You stand at the blackboard, daddy,   
In the picture I have of you,
A cleft in your chin instead of your foot   
But no less a devil for that, no not   
Any less the black man who


Bit my pretty red heart in two.
I was ten when they buried you.   
At twenty I tried to die
And get back, back, back to you.
I thought even the bones would do.


But they pulled me out of the sack,   
And they stuck me together with glue.   
And then I knew what to do.
I made a model of you,
A man in black with a Meinkampf look


And a love of the rack and the screw.   
And I said I do, I do.
So daddy, I’m finally through.
The black telephone’s off at the root,   
The voices just can’t worm through.


If I’ve killed one man, I’ve killed two——
The vampire who said he was you   
And drank my blood for a year,
Seven years, if you want to know.
Daddy, you can lie back now.


There’s a stake in your fat black heart   
And the villagers never liked you.
They are dancing and stamping on you.   
They always knew it was you.
Daddy, daddy, you bastard, I’m through.


Analysis


This poem by Sylvia Plath is an exploration of her relationship with her father.

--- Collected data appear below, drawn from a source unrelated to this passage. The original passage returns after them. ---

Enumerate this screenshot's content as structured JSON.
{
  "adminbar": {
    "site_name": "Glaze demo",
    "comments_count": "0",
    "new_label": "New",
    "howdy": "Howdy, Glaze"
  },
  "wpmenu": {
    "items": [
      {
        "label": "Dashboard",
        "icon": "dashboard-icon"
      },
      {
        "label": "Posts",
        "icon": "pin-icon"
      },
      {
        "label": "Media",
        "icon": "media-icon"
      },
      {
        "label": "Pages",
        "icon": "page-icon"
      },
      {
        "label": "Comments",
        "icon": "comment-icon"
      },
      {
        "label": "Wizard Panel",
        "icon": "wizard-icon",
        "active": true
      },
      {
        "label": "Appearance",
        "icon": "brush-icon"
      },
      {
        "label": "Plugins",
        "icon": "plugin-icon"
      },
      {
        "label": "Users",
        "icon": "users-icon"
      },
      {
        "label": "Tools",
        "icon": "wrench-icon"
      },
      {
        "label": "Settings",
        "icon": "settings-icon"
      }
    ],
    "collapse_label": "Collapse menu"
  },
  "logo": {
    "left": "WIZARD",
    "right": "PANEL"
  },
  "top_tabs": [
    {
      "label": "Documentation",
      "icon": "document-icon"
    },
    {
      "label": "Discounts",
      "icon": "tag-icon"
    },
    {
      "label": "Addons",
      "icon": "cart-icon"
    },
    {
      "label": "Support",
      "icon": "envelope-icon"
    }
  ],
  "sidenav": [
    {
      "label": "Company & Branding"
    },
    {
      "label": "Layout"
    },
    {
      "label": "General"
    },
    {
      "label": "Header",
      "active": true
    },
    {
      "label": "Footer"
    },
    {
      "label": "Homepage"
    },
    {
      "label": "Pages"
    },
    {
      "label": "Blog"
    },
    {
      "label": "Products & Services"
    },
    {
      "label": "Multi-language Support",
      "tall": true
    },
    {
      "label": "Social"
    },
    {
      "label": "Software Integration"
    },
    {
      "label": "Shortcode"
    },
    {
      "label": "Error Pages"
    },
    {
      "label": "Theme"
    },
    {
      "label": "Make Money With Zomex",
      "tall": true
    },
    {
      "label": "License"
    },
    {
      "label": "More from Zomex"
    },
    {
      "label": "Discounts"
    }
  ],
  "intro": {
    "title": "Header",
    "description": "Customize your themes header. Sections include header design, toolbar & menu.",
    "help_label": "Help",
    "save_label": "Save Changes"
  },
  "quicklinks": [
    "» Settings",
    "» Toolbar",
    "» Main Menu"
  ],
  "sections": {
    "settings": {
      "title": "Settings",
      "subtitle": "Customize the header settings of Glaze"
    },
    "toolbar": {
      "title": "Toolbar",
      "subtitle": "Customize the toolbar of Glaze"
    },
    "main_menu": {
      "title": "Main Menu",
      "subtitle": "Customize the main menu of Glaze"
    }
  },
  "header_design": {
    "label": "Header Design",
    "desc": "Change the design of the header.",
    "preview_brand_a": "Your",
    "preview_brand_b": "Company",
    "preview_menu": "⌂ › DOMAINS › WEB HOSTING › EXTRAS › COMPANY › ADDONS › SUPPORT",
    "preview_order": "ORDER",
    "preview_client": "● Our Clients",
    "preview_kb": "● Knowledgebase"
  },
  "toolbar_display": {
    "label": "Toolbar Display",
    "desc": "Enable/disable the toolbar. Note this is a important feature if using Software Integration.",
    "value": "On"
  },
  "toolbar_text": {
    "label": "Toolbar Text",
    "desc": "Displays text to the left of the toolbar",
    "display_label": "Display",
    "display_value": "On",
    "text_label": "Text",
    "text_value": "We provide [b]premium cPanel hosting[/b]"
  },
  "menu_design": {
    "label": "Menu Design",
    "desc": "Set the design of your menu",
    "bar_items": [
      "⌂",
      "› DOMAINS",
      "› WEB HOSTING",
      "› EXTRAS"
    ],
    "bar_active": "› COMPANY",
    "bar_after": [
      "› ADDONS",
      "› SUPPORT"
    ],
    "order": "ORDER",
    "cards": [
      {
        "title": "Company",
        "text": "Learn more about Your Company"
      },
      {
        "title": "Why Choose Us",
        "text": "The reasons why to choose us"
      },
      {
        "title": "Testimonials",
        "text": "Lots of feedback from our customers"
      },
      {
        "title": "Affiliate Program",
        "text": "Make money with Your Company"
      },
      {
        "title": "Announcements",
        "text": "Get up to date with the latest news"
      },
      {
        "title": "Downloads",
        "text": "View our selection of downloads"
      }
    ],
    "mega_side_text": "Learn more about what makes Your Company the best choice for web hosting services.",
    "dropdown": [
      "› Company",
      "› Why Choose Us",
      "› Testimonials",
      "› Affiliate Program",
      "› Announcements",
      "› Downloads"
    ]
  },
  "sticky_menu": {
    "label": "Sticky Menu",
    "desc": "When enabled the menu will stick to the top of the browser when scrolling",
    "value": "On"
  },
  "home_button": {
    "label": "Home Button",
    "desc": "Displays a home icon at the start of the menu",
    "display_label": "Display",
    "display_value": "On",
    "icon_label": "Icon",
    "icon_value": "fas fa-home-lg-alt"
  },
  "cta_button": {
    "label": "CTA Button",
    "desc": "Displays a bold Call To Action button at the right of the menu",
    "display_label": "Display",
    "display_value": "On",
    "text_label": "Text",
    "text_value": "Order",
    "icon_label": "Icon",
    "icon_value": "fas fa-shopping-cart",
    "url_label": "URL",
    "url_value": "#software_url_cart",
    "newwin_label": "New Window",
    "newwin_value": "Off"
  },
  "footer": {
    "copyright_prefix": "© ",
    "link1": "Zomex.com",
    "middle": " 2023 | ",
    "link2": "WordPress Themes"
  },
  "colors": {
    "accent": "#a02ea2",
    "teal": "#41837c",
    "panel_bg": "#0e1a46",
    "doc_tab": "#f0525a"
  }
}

Her father was abusive toward her and was very rough, and she ended up marrying a man that was just like him. She writes a heart- wrenching poem to her father. It is very mean and angry towards her father, and blames him for all of her mental issues that she grows up having. This is a pretty okay assumption, when taken into consideration what she describes his attitude and behaviors as.